Согнувшись, Евланьюшка пошла прочь, думая: «Ба-ах, башеньки! Как оно, счастье-то человеческое, не прочно. Только сияло, тешило — и нетушки. Сгорело. Порвалося. Лопнуло. Одного, глупая, не пойму: босой прибежал… Кто его, черта старого, в огонь толкал? Добро бы человека, а то ведь курицу спасал. Эх, горюшко горькое! Да я-то как цела осталася, не поранетая-а-а?..»
В привокзальном скверике, под старой сосной, увешанной разноцветным тряпьем, расположились цыгане. Матери, сидя в траве, баюкали грудных детей. Молодые, скучившись, пели. Независимые мужчины, хмельные, сытые, курили в сторонке. Но тоже были заняты песней: одни присвистывали, другие хлопали, третьи подтягивали припев: ай нэ-нэ, нэ-нэ-нэ, ай нэ-нэ, нэ-нэ-нэ!
Люди — и те, что спешили, и те, что не знали, куда деть время, — хоть на миг, но останавливались: любо посмотреть, послушать! Евланьюшка тоже не минула табор. Тяжелый собачий день измотал силы. Ей не терпелось где-нибудь ткнуться и, расслабившись, вздохнуть свободно, разуться, помять, погладить отекшие, гудом гудящие ноги. Но цыгане же поют!..
— Да как вам весело, соловьи вольнаи-и-и! — сказала она, облокотившись на спинку лавки. Сидящие оглядели ее с веселой улыбкой.
«Ай нэ-нэ, нэ-нэ-нэ!» — мягчил и ласкал сердце надрывный, низкий голос хора.
«Душенька-то моя пошто так забилась? Неуж себя тут увидела?» — подумала Евланьюшка. С тех пор как мать бросила ее, связавшись с цыганами, всю свою долгую жизнь, так вот случайно встречаясь с табором — на юге ли, в Сибири ли, в дальней ли дороге, — Евланьюшка обязательно вглядывалась в каждую женщину: не моя ли матушка? Позже, когда годы взяли свое, ее занимало иное: какой бы я стала, возьми с собой матерь?

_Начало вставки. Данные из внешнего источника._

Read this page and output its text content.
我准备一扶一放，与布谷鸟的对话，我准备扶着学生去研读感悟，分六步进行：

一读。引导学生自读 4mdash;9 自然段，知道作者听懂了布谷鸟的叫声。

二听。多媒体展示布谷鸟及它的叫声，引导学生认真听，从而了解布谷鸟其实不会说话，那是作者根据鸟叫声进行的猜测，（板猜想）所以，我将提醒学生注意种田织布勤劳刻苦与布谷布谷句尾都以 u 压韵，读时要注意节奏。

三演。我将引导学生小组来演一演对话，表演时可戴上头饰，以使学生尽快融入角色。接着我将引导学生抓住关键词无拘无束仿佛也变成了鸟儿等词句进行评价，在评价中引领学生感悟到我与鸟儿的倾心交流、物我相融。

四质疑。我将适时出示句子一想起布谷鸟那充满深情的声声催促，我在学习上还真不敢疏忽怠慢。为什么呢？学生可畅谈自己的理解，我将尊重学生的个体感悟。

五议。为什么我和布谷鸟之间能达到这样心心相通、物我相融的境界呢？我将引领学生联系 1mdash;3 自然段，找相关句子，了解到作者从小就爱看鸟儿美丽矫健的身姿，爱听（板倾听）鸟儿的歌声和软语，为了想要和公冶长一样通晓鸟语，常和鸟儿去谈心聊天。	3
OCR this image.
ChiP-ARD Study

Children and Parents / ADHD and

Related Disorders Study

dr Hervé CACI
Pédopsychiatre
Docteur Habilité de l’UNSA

«А и пела бы я, не зная горюшка-а… Может, и туточки-и-и». Даже пыталась определить себе место в хоре. С ее-то голосом где стоять, как не в середине? Колоколец звончатый на дугу, на видное, возвышенное место определяют.

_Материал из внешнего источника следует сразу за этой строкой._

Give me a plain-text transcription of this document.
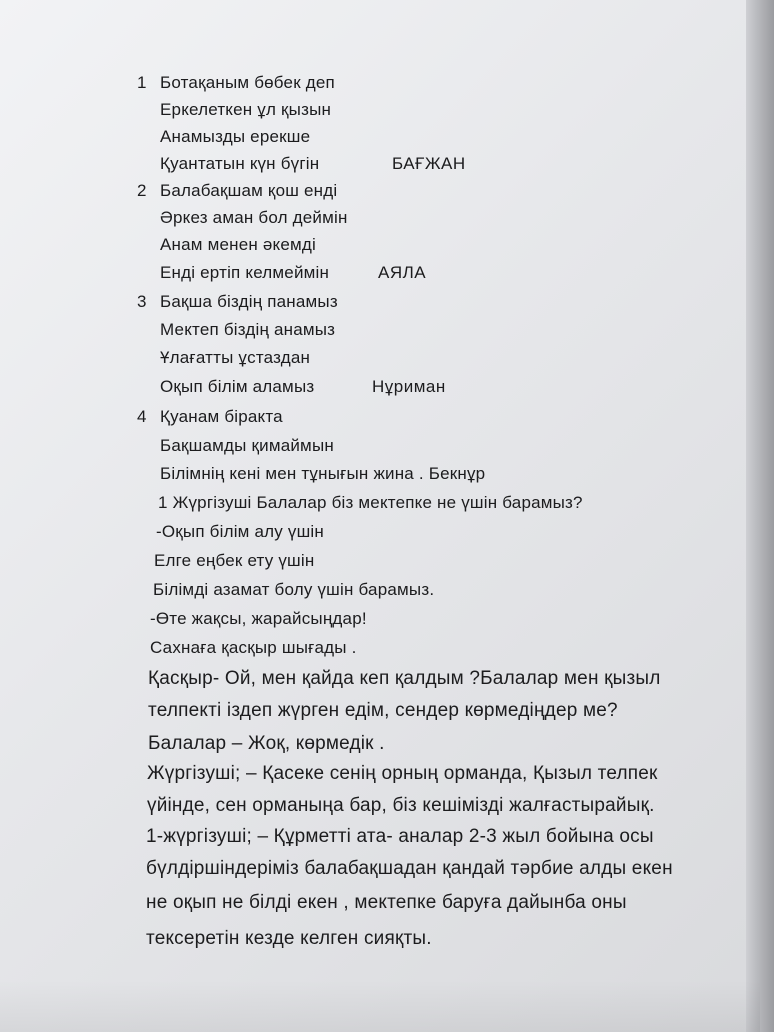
1 Ботақаным бөбек деп
Еркелеткен ұл қызын
Анамызды ерекше
Қуантатын күн бүгін	БАҒЖАН
2 Балабақшам қош енді
Әркез аман бол деймін
Анам менен әкемді
Енді ертіп келмеймін	АЯЛА
3 Бақша біздің панамыз
Мектеп біздің анамыз
Ұлағатты ұстаздан
Оқып білім аламыз	Нұриман
4 Қуанам біракта
Бақшамды қимаймын
Білімнің кені мен тұнығын жина . Бекнұр
1 Жүргізуші Балалар біз мектепке не үшін барамыз?
-Оқып білім алу үшін
Елге еңбек ету үшін
Білімді азамат болу үшін барамыз.
-Өте жақсы, жарайсыңдар!
Сахнаға қасқыр шығады .
Қасқыр- Ой, мен қайда кеп қалдым ?Балалар мен қызыл
телпекті іздеп жүрген едім, сендер көрмедіңдер ме?
Балалар – Жоқ, көрмедік .
Жүргізуші; – Қасеке сенің орның орманда, Қызыл телпек
үйінде, сен орманыңа бар, біз кешімізді жалғастырайық.
1-жүргізуші; – Құрметті ата- аналар 2-3 жыл бойына осы
бүлдіршіндеріміз балабақшадан қандай тәрбие алды екен
не оқып не білді екен , мектепке баруға дайынба оны
тексеретін кезде келген сияқты.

Но цыганские лица ее поразили. И озадачили: а стариков-то, старух нету в таборе. Ба-ах! Да как же так? Это она пережила цыганский век? Возьми мать с собой, ее бы, Евланьюшки, тоже давно не было. Жестокая мысль! Песня больше не шла на ум, не радовала. Не хотела Евланьюшка иметь дело с цыганами.

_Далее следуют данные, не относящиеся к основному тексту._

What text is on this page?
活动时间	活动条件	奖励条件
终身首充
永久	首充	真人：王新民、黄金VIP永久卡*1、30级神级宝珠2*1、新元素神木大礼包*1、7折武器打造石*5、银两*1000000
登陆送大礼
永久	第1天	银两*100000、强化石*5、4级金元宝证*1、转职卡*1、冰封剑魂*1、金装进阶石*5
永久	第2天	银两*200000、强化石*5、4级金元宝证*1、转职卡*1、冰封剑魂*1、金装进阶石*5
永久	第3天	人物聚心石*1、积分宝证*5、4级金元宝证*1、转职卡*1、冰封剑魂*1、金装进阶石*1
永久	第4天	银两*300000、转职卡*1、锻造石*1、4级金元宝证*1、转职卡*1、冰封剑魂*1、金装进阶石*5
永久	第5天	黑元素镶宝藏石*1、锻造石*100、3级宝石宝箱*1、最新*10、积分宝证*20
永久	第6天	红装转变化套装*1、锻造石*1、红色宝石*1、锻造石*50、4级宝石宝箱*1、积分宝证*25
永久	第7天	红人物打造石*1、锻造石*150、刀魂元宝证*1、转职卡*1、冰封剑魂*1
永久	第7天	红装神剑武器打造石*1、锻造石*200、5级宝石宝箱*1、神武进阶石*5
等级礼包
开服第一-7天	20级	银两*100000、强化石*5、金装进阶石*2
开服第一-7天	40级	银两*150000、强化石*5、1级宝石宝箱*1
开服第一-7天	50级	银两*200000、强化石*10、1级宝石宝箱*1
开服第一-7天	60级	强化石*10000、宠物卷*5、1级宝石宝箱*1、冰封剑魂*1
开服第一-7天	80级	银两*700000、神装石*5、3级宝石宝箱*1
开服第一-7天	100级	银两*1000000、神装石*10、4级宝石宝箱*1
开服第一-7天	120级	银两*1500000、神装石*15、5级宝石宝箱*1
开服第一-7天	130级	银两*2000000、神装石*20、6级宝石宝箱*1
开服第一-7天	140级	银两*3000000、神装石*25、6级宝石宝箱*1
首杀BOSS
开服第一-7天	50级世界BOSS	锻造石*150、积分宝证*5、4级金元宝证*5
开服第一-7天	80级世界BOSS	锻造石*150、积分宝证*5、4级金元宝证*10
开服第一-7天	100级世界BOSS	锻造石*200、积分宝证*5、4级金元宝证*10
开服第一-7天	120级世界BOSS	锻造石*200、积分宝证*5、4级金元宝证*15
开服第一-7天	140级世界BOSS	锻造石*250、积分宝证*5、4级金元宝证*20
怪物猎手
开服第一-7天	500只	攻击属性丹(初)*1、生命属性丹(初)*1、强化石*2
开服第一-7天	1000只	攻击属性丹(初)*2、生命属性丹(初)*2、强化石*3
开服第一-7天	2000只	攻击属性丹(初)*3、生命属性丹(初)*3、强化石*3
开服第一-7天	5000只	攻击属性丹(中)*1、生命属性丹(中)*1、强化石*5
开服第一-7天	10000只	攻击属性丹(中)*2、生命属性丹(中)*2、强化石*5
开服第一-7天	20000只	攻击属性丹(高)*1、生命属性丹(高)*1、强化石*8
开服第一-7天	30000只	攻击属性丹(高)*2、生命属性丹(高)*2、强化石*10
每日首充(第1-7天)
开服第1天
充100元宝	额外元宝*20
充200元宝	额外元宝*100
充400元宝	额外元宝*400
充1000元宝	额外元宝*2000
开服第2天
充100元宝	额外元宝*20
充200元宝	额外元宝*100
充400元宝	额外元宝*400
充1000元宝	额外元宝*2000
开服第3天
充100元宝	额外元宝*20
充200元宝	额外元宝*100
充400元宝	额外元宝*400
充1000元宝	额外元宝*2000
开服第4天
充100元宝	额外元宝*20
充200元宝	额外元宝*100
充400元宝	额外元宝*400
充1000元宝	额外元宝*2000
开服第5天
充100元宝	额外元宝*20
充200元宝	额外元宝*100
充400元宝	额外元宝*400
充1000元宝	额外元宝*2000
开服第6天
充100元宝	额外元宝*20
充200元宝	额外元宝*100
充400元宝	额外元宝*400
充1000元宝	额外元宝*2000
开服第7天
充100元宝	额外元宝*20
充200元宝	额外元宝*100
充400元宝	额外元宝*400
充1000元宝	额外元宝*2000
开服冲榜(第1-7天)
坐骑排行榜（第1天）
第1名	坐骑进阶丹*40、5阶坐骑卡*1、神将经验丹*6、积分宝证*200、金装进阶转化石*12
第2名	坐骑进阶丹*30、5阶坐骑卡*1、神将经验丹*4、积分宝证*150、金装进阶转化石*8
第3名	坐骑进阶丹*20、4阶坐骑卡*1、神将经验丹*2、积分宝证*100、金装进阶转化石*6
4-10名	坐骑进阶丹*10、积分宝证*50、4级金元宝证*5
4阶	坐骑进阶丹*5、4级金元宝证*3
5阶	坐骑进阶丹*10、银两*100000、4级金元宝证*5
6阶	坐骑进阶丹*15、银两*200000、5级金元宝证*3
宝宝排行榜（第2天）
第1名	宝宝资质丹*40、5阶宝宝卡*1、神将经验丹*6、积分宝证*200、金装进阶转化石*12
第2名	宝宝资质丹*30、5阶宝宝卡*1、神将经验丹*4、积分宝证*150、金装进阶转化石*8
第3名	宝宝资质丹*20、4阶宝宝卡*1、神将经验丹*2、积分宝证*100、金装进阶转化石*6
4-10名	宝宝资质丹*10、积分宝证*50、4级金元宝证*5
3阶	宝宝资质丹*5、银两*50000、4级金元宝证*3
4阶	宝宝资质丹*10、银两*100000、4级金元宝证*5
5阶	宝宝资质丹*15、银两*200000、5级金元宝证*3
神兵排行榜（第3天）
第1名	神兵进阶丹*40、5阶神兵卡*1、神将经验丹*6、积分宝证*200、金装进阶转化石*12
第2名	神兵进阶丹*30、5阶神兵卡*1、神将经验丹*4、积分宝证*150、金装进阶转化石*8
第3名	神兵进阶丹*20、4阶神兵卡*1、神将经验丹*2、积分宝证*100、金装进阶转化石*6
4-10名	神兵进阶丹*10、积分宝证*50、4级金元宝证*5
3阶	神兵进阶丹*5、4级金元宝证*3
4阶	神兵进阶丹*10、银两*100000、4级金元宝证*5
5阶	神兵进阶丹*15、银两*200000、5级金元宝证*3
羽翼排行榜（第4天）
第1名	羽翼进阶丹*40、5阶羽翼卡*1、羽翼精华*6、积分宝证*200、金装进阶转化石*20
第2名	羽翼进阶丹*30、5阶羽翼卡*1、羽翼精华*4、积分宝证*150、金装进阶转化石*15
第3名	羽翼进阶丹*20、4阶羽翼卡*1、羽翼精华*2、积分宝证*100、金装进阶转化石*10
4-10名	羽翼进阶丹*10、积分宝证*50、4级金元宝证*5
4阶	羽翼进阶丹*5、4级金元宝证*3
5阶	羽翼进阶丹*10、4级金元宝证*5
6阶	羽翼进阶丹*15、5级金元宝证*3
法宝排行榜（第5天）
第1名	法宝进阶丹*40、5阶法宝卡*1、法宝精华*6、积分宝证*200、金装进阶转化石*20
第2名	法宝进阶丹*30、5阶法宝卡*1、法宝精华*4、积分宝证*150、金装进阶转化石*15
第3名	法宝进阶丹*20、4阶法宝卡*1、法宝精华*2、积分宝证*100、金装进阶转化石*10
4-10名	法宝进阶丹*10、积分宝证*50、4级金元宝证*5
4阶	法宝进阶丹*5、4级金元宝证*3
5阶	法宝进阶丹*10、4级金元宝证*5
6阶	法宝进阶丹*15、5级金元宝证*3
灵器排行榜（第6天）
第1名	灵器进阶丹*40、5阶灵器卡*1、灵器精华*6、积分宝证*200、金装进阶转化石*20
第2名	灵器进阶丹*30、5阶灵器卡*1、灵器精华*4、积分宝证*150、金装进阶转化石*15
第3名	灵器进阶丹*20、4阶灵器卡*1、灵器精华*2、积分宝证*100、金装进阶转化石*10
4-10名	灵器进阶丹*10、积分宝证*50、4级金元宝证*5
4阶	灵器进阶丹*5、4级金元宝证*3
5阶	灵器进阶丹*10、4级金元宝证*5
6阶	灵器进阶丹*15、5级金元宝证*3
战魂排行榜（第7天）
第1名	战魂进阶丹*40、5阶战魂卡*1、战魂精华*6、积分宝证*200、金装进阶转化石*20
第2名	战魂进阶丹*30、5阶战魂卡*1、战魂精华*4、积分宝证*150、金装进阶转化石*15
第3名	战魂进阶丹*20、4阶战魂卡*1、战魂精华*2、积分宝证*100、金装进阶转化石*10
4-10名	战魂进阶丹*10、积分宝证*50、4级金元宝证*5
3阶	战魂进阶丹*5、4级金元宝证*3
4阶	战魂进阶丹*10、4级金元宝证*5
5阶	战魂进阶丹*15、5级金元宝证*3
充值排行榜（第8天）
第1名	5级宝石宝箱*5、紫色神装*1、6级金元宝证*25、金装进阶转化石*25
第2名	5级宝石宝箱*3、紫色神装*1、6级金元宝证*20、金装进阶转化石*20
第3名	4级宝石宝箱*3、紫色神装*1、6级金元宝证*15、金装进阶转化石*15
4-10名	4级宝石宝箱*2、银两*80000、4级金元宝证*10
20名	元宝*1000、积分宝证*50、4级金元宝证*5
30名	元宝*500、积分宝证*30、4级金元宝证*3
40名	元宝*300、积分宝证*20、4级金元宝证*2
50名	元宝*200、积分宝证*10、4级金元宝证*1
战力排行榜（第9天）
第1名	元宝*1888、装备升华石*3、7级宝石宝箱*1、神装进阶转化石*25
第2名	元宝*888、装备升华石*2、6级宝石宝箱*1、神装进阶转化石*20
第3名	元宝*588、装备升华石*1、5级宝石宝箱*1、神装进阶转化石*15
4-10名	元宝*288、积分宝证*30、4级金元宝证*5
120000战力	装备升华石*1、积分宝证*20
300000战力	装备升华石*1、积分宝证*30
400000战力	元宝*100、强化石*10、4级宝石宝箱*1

— Ой, тетя! — не успела и шага ступить, услышала она голос молоденькой девушки. — Много у тебя горя. Глаза плачут. Дай погадаю. — Цыганка, не ожидая согласья, взяла ее вялую, безучастную руку. — Тебе, тетя, две дороги написаны: одна близкая, другая… Ой, тетя! Позолоти ручку. Другая далекая, далекая…
Евланьюшку эта весть прямо-таки пронзила: «Ба-ах, да Алешеньке моему молдаван тоже про дальнюю дорогу говорил. И помер Алешенька. Скоро помер после того…» Выдернула она свою руку.
— Уйди, девка. Уйди! — и заспешила к вокзалу. Цыганские песни не только не радовали, но уже пугали ее. «Отпевают меня, — говорила она. — Отпевают…»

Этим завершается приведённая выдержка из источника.